Br J Haematol. 1989 Sep;73(1):43-7. doi: 10.1111/j.1365-2141.1989.tb00217.x.
Three patients with acute febrile neutrophilic dermatosis (AFND, Sweet's syndrome) in association with myelodysplastic syndromes (MDS) are described and, in addition, another 10 published cases are reviewed. In the reviewed patients the male/female ratio is 2:1. The great majority of the patients had decreased or normal leucocyte counts at the time the syndrome developed. Chromosome analysis was available in eight cases: in three the karyotype was normal while five patients had a clonal abnormality. No clinical or laboratory parameters seemed to predict the response to steroids: all but one of the treated patients responded promptly. Moreover, three patients recovered spontaneously. Shortly after the appearance of Sweet's syndrome nine patients developed acute leukaemia and one patient died with hypoplasia. Development of Sweet's syndrome in association with MDS may not be an uncommon clinical finding. The occasional MDS patient developing AFND will often progress into acute leukaemia and thus the occurrence of AFND warrants a bone marrow examination and close follow-up of the patient.

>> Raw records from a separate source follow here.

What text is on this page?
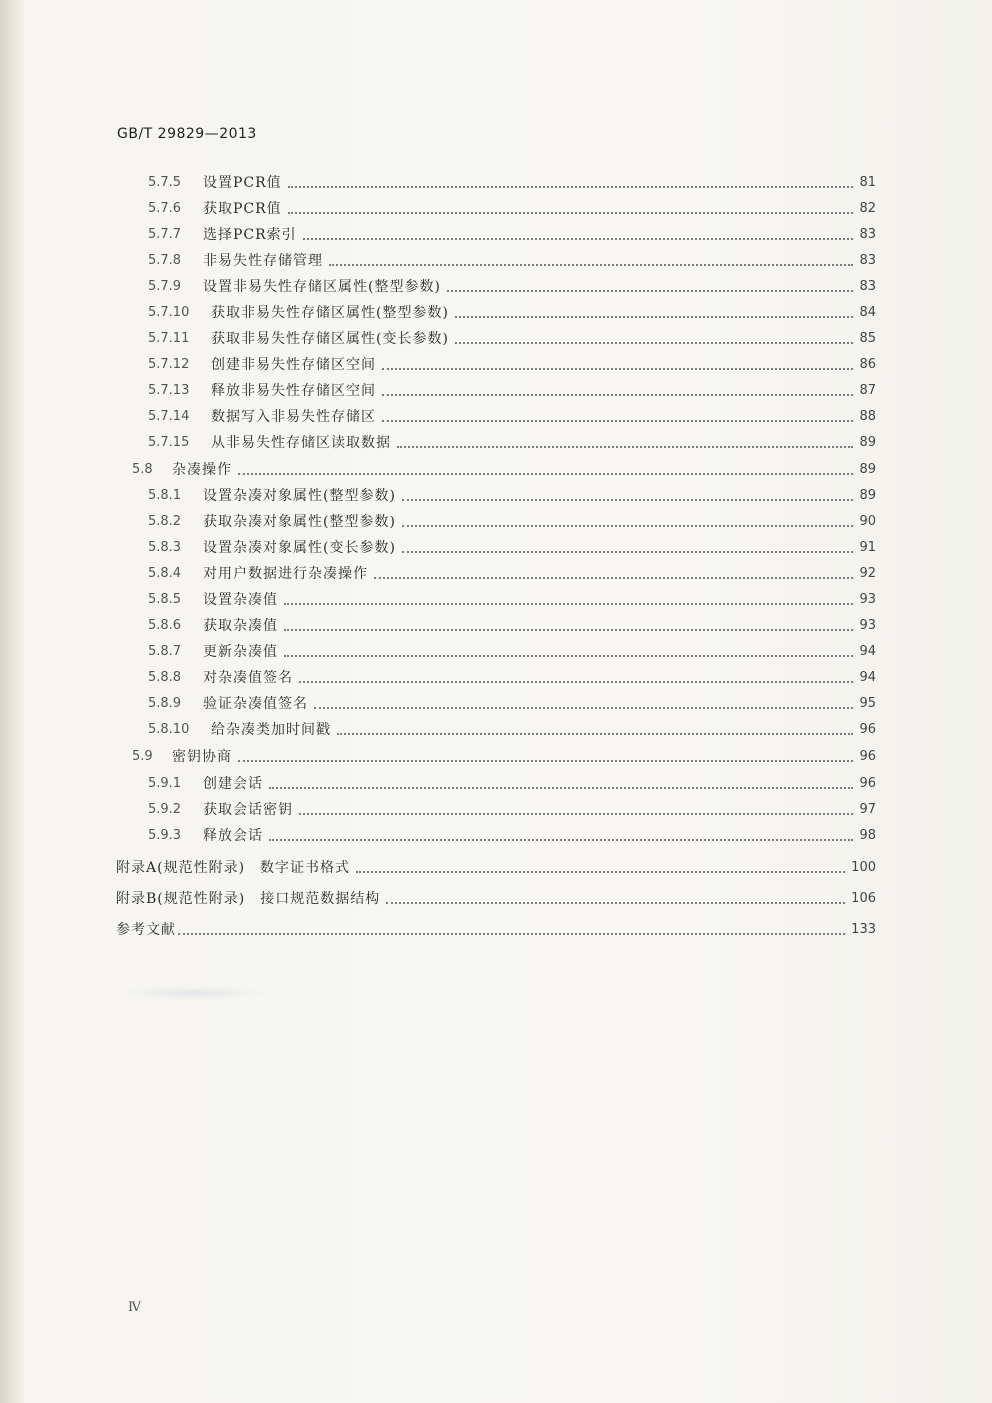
GB/T 29829—2013
5.7.5	设置PCR值	81
5.7.6	获取PCR值	82
5.7.7	选择PCR索引	83
5.7.8	非易失性存储管理	83
5.7.9	设置非易失性存储区属性(整型参数)	83
5.7.10	获取非易失性存储区属性(整型参数)	84
5.7.11	获取非易失性存储区属性(变长参数)	85
5.7.12	创建非易失性存储区空间	86
5.7.13	释放非易失性存储区空间	87
5.7.14	数据写入非易失性存储区	88
5.7.15	从非易失性存储区读取数据	89
5.8	杂凑操作	89
5.8.1	设置杂凑对象属性(整型参数)	89
5.8.2	获取杂凑对象属性(整型参数)	90
5.8.3	设置杂凑对象属性(变长参数)	91
5.8.4	对用户数据进行杂凑操作	92
5.8.5	设置杂凑值	93
5.8.6	获取杂凑值	93
5.8.7	更新杂凑值	94
5.8.8	对杂凑值签名	94
5.8.9	验证杂凑值签名	95
5.8.10	给杂凑类加时间戳	96
5.9	密钥协商	96
5.9.1	创建会话	96
5.9.2	获取会话密钥	97
5.9.3	释放会话	98
附录A (规范性附录)　数字证书格式	100
附录B (规范性附录)　接口规范数据结构	106
参考文献	133
Ⅳ
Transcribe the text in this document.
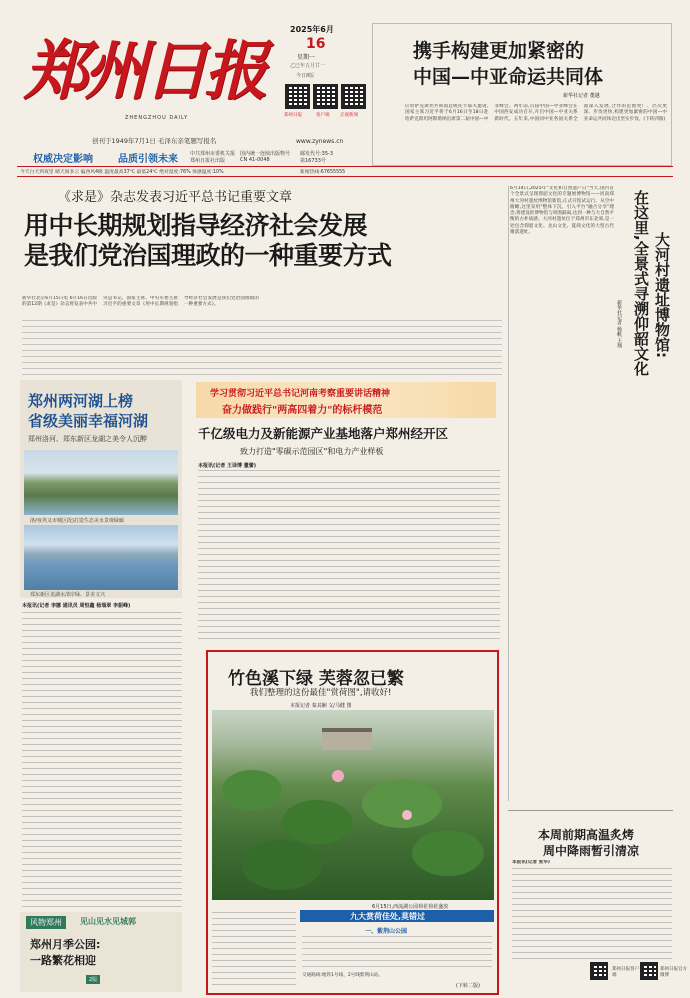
郑州日报
ZHENGZHOU DAILY
创刊于1949年7月1日 毛泽东亲笔题写报名
2025年6月
16
星期一
乙巳年五月廿一
今日8版
郑州日报	客户端 正观新闻
www.zynews.cn
权威决定影响	品质引领未来 中共郑州市委机关报
郑州日报社出版
国内统一连续出版物号
CN 41-0048
邮发代号:35-3
第16733号
今天白天到夜里 晴天间多云 偏西风4级 温度最高37℃ 最低24℃ 绝对湿度:76% 体感温度:10%	新闻热线:67655555
携手构建更加紧密的
中国—中亚命运共同体
新华社记者 董越
应哈萨克斯坦共和国总统托卡耶夫邀请,国家主席习近平将于6月16日至18日赴哈萨克斯坦阿斯塔纳出席第二届中国—中亚峰会。两年前,首届中国—中亚峰会在中国西安成功召开,开启中国—中亚关系新时代。五年来,中国同中亚各国关系全面深入发展,合作的范围更广、层次更深、步伐更快,构建更加紧密的中国—中亚命运共同体迈出坚实步伐。(下转四版)
《求是》杂志发表习近平总书记重要文章
用中长期规划指导经济社会发展
是我们党治国理政的一种重要方式
新华社北京6月15日电 6月16日出版的第12期《求是》杂志将发表中共中央总书记、国家主席、中央军委主席习近平的重要文章《用中长期规划指导经济社会发展是我们党治国理政的一种重要方式》。	在这里,全景式寻溯仰韶文化 大河村遗址博物馆:
新华社记者 杨帆 王翔
6月14日,2025年"文化和自然遗产日"当天,国内首个全景式呈现仰韶文化的专题展博物馆——河南郑州大河村遗址博物馆新馆,正式开馆试运行。从空中俯瞰,这里采用"整体下沉、引入平台"融合分享"理念,将建设的博物馆与周围隔离,达到一种与大自然平衡的古朴质感。大河村遗址位于郑州市东北郊,是一处包含仰韶文化、龙山文化、夏商文化的大型古代聚落遗址。
郑州两河湖上榜
省级美丽幸福河湖
郑州洛河、郑东新区龙湖之美令人沉醉
洛河(巩义市城区段)打造生态美水景观绿廊
郑东新区龙湖水清岸绿、景美文兴
本报讯(记者 李娜 通讯员 周恒鑫 杨瑞翠 李振峰)
学习贯彻习近平总书记河南考察重要讲话精神
奋力做践行"两高四着力"的标杆模范
千亿级电力及新能源产业基地落户郑州经开区
致力打造"零碳示范园区"和电力产业样板
本报讯(记者 王译博 董蕾)
竹色溪下绿 芙蓉忽已繁
我们整理的这份最佳"赏荷图",请收好!
本报记者 秦其娴 文/马健 图
6月15日,西流湖公园荷花荷花盛放
九大赏荷佳处,莫错过
一、紫荆山公园
交通路线:地铁1号线、2号线紫荆山站。
(下转二版)
本周前期高温炙烤
周中降雨暂引清凉
本报讯(记者 张华)
郑州日报客户端
郑州日报官方微博
风物郑州	见山见水见城郭
郑州月季公园:
一路繁花相迎
2版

本文描述了3例急性发热性嗜中性皮病(AFND,Sweet综合征)合并骨髓增生异常综合征(MDS)的患者,并对另外10例已发表的病例进行了回顾。在回顾的患者中,男女比例为2:1。绝大多数患者在综合征发生时白细胞计数降低或正常。8例患者进行了染色体分析:3例核型正常,5例患者有克隆性异常。似乎没有临床或实验室参数能够预测对类固醇的反应:除1例接受治疗的患者外,所有患者均迅速产生反应。此外,3例患者自发康复。Sweet综合征出现后不久,9例患者发展为急性白血病,1例患者死于发育不全。Sweet综合征合并MDS可能并非罕见的临床发现。偶尔有MDS患者发生AFND,往往会进展为急性白血病,因此AFND的发生需要进行骨髓检查并对患者进行密切随访。